Do you remember how Canvas was a gigantic improvement over Blackboard?
And GitHub doesn't provide a way to record grades that remain private per student last I checked, much less sync them to the university, or 99% of other things Canvas does.
I don't love Canvas, but it's far, far preferable to a world without it.
It is really convenient and stays out of the way. As much as I'm enjoying the mess, I am forced to appreciate its value.
> remain private per student last I checked
last I checked it appears grades remain private per planet or so ...
How does Canvas compare to things like Moodle?
Or is it an entirely different class of beast?
I've written a bunch of LMS integrations so I've had the opportunity to use all of the major LMSs.

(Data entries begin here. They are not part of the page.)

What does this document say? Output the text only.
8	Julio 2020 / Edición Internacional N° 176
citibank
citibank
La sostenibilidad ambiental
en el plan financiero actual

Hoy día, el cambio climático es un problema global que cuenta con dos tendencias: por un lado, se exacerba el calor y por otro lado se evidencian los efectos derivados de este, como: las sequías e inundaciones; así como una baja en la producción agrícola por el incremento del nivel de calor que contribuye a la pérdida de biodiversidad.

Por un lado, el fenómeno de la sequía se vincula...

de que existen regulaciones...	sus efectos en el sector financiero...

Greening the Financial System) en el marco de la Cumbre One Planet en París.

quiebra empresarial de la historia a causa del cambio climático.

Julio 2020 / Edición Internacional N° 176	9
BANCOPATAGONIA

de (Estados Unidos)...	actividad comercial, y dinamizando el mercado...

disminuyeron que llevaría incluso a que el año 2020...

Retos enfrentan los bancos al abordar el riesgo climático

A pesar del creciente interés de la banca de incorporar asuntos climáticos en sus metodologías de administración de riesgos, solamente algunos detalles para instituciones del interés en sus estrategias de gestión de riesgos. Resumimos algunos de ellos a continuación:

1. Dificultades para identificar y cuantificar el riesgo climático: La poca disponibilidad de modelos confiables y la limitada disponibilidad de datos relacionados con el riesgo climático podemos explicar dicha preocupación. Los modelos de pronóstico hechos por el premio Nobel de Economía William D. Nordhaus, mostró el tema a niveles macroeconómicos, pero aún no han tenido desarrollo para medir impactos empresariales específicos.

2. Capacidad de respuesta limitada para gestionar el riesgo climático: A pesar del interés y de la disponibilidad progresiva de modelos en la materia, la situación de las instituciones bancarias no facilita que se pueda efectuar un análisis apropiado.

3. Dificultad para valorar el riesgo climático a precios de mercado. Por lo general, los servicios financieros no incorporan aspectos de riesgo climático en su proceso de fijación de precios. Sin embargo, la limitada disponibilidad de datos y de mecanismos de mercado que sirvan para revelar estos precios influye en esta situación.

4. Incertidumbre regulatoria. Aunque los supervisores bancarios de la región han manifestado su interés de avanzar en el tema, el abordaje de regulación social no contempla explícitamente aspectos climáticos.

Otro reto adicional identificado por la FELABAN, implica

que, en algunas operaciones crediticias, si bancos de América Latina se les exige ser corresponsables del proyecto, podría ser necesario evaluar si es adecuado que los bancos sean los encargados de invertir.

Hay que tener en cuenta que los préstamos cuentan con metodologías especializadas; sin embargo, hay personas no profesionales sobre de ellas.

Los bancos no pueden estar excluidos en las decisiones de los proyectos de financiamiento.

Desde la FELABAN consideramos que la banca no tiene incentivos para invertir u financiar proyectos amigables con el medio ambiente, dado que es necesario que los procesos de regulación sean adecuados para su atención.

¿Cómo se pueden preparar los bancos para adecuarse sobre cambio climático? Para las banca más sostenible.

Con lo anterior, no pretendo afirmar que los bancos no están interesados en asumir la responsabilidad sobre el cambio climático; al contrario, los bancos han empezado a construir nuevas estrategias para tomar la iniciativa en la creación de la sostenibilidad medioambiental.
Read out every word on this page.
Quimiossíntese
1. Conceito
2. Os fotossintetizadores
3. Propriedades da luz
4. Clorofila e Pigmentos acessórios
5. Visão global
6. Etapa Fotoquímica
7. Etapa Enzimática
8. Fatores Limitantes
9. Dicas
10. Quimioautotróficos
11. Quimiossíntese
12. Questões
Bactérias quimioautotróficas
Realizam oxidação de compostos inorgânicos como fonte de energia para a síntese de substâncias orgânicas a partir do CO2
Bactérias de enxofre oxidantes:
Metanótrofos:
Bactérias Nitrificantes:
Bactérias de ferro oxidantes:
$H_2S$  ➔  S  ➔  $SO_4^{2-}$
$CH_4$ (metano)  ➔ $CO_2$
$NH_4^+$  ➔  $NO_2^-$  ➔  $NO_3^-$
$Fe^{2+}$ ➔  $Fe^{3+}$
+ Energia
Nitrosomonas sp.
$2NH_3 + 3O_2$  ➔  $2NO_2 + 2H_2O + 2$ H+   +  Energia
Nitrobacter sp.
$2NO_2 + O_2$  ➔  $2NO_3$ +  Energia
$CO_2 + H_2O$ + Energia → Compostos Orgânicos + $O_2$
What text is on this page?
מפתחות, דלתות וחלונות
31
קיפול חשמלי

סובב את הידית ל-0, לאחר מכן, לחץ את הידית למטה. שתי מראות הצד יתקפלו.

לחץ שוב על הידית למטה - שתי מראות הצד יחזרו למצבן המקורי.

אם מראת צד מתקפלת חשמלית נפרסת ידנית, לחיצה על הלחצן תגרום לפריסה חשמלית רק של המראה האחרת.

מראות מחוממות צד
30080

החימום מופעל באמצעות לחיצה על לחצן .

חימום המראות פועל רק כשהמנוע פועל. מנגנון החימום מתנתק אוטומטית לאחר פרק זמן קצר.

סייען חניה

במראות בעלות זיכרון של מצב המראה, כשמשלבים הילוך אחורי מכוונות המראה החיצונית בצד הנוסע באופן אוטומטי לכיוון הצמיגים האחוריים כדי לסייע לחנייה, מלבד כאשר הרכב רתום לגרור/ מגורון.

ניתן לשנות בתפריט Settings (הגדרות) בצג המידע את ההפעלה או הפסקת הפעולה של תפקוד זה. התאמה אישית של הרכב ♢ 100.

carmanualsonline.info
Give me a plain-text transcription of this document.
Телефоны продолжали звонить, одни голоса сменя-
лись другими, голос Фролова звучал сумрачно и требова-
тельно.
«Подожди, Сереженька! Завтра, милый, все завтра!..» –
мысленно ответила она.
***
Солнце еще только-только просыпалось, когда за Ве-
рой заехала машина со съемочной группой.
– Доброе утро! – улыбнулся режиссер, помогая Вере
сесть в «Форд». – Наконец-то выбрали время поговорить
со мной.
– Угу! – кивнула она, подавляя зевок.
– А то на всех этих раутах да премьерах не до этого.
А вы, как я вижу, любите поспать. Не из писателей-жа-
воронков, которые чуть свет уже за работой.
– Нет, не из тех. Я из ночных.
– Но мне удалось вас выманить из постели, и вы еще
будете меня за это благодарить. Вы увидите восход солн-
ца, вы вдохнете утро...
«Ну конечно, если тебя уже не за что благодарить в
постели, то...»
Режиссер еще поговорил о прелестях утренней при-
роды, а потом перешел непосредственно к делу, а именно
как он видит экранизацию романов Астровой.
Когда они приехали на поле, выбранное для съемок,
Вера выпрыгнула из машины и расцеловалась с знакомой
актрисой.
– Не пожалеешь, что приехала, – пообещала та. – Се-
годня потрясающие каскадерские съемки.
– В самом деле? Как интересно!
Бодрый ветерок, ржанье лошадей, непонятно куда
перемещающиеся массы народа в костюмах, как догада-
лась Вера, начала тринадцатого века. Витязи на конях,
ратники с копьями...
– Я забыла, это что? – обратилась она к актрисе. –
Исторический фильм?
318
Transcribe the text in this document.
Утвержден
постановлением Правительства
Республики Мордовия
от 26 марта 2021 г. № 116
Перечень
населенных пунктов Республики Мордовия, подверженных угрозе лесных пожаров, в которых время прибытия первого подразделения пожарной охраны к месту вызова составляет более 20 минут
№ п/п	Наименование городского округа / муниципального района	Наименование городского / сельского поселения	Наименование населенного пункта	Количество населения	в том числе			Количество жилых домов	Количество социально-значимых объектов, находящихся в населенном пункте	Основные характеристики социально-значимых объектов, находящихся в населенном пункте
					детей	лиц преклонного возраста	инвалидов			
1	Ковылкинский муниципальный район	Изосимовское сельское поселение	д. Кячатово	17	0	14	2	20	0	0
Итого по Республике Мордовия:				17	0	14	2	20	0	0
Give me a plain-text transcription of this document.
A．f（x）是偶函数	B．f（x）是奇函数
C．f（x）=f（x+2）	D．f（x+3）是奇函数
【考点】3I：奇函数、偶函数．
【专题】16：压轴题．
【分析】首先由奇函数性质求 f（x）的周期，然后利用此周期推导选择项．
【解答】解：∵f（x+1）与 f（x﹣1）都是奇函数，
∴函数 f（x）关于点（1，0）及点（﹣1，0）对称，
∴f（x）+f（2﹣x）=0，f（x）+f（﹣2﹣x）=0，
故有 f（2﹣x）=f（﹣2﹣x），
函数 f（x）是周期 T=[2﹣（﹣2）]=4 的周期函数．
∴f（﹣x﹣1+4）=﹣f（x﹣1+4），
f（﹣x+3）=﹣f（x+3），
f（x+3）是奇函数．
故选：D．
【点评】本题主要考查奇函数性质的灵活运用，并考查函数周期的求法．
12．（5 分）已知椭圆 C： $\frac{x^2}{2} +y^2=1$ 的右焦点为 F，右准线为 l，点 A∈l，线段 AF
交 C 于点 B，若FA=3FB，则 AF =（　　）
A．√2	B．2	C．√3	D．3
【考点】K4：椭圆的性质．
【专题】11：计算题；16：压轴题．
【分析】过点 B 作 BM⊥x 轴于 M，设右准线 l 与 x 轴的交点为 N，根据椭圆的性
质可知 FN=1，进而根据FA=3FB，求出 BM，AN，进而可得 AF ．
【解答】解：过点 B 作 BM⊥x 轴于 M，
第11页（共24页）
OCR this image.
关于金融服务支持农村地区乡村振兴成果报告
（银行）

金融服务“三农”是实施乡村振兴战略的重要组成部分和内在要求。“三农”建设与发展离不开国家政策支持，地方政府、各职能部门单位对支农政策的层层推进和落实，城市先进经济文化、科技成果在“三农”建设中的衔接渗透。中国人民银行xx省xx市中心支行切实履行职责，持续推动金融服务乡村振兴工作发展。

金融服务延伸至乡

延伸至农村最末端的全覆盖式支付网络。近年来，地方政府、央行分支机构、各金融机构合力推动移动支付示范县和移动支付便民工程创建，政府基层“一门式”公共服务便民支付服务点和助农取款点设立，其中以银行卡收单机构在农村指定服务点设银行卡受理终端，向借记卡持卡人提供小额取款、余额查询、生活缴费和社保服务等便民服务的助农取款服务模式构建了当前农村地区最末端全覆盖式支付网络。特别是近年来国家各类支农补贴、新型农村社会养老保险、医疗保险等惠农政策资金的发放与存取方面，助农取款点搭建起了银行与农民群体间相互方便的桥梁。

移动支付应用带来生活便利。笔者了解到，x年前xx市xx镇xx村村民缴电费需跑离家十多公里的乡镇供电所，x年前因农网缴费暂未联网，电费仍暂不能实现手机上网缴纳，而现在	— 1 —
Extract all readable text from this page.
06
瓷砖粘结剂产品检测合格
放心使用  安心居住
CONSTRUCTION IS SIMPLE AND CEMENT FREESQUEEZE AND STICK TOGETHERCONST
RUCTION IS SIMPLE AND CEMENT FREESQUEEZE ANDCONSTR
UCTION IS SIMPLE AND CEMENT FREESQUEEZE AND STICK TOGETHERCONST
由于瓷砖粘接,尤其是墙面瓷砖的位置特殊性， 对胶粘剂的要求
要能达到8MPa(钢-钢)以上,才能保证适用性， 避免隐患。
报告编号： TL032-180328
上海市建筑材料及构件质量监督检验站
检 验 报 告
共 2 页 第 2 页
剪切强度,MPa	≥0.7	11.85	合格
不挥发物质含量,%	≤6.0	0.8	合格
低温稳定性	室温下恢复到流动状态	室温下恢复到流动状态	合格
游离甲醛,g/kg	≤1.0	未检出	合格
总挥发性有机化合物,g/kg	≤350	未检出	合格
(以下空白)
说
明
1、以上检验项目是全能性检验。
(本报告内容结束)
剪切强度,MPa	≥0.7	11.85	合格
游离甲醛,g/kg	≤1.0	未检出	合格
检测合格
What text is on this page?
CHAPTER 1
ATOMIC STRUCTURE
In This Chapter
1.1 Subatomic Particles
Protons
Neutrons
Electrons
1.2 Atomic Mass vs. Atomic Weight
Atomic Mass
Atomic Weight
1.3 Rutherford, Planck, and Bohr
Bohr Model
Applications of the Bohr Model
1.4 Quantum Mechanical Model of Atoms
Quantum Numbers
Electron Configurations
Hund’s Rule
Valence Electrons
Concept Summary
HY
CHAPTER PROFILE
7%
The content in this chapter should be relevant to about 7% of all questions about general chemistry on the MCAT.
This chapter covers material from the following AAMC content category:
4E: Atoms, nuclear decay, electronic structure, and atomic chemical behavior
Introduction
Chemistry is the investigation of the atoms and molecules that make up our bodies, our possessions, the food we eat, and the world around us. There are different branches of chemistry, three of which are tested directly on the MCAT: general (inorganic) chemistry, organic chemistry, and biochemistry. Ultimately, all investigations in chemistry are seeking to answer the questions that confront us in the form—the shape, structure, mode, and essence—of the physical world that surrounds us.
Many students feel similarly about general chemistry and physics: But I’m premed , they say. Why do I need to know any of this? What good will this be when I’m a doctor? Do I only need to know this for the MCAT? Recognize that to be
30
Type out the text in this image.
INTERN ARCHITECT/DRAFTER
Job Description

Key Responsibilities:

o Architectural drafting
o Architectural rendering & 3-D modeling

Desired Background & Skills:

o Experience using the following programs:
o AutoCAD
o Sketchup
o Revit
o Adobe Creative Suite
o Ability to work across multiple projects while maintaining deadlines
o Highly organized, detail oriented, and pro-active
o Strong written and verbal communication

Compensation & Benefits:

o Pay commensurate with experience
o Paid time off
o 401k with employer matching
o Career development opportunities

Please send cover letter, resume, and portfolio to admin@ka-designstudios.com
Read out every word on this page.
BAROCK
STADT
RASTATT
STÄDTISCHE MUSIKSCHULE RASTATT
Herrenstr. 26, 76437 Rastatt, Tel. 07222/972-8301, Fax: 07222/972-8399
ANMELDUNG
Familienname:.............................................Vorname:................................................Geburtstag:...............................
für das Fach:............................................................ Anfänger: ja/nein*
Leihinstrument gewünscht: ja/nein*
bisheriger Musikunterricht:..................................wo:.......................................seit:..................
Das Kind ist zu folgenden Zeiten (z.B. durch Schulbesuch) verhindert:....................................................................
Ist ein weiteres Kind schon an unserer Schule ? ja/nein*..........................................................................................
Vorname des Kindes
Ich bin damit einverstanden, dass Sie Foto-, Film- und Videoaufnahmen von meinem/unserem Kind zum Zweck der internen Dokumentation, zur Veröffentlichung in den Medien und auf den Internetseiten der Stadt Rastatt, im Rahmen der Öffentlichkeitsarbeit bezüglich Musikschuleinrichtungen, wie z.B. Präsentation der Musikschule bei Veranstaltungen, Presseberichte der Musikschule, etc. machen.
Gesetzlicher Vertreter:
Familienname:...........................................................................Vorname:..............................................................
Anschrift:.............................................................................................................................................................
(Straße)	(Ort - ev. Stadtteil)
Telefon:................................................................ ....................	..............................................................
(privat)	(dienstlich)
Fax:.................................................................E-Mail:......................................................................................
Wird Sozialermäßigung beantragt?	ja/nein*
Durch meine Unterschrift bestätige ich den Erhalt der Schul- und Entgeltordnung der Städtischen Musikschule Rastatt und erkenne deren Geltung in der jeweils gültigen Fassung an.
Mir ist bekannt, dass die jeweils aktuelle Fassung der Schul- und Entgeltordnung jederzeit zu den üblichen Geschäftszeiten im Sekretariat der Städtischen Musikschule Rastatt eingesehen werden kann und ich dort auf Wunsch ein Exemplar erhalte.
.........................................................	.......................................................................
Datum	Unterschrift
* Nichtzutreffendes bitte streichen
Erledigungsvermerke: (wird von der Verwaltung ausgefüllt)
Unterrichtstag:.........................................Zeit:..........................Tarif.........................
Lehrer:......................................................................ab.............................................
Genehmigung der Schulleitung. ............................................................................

Basically, all LMS systems are rather user unfriendly and complicated with a ton of customization options hidden under layers of sub-menus/configuration settings. At their core they provide a grade book, student management tools, and some basic CMS type functionality for posting class messages/coursework/etc. They've all adopted a standard for interacting with external tools (LTI).
Canvas generally is the 'easiest' to use, and the 'cleanest' looking one although D2L Brightspace is pretty good too. Moodle out of the box is pretty confusing and ugly, but I've seen some heavily customized instances that look a lot better. Blackboard is the worst of the bunch IMO.
Wow, I last used Moodle in 7th grade, 2008. It seemed like a similar thing.